Vakuum bei Apothekenkontrolle

Grenzapotheken: Mit Siegel vom deutschen Amtsapotheker Tobias Lau, 10.12.2019 10:28 Uhr

Berlin - Das Bundesgesundheitsministerium (BMG) führt Gespräche mit der niederländischen Apothekenaufsicht über die sogenannten Grenzapotheken. Denn für Apotheken, die zwar in den Niederlanden liegen, aber fast nur deutsche Kunden haben, gelten Sonderregeln: Sie müssen den Behörden bescheinigen, dass sie den Rechtsvorschriften des Landes genügen, aus dem die Kundschaft kommt – also Deutschland. Dafür brauchen die Grenzapotheken die Bescheinigung einer deutschen Aufsicht. Und hier scheint es ein Vakuum zu geben.

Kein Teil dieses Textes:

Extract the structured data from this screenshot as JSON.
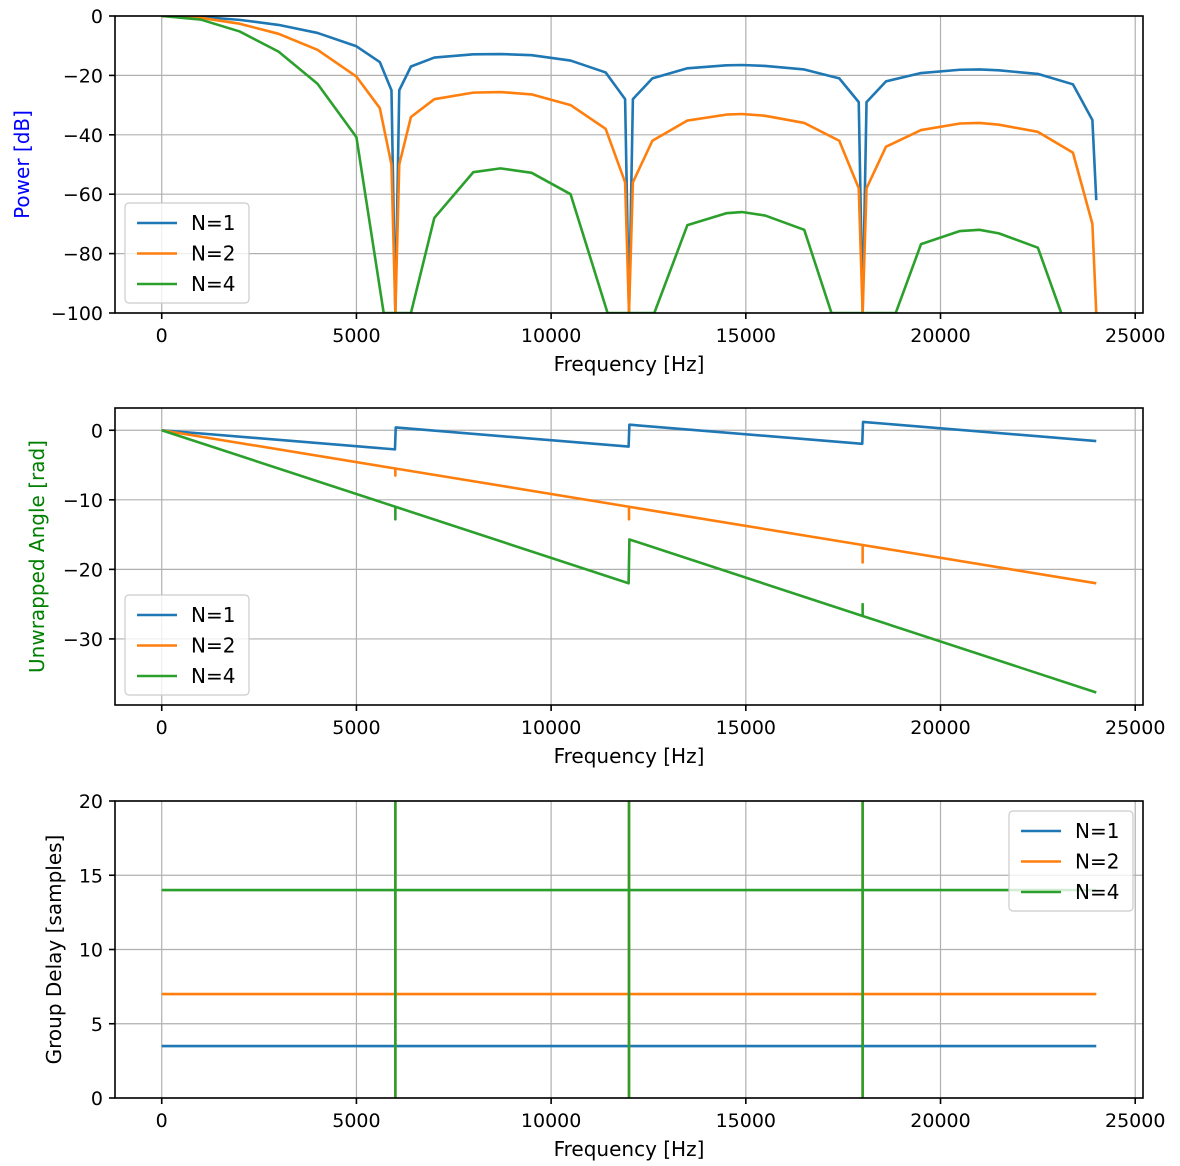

„Eine Grenzapotheke hat ihren Sitz in den Niederlanden und versorgt Patienten, die nicht in den Niederlanden leben, mit Arzneimitteln“, definiert das niederländische Gesundheitsministerium die betroffenen Betriebe. Hinter der trockenen Beschreibung steht ein ganzes Geschäftsmodell: Wie die großen Versender profitieren auch niedergelassene Apotheken in Grenznähe von der deutschen Kundschaft, die auf Rabatt aus ist. Mit ihren Preisen locken sie deutsche Patienten über die nahe Grenze, die wenigen Kilometer für ein paar Euro Ersparnis zurücklegen.

Grenzapotheken sind deshalb auf ihre Kundschaft spezialisiert: Eigentlich sind es eher deutsche Apotheken auf niederländischem Staatsgebiet. Die A3 Apotheke in Dinxperlo liegt beispielsweise fußläufig vom deutschen Ort Suderwick – wiederum ein Stadtteil von Bocholt in Nordrhein-Westfalen. In ihr arbeiten ausschließlich deutsche PTA, ein Sprachproblem gibt es also nicht – darf es auch gar nicht, weil es Niederländern verboten ist, in den Grenzapotheken einzukaufen, da in den Grenzapotheken deutsche Arzneimittel abgegeben werden.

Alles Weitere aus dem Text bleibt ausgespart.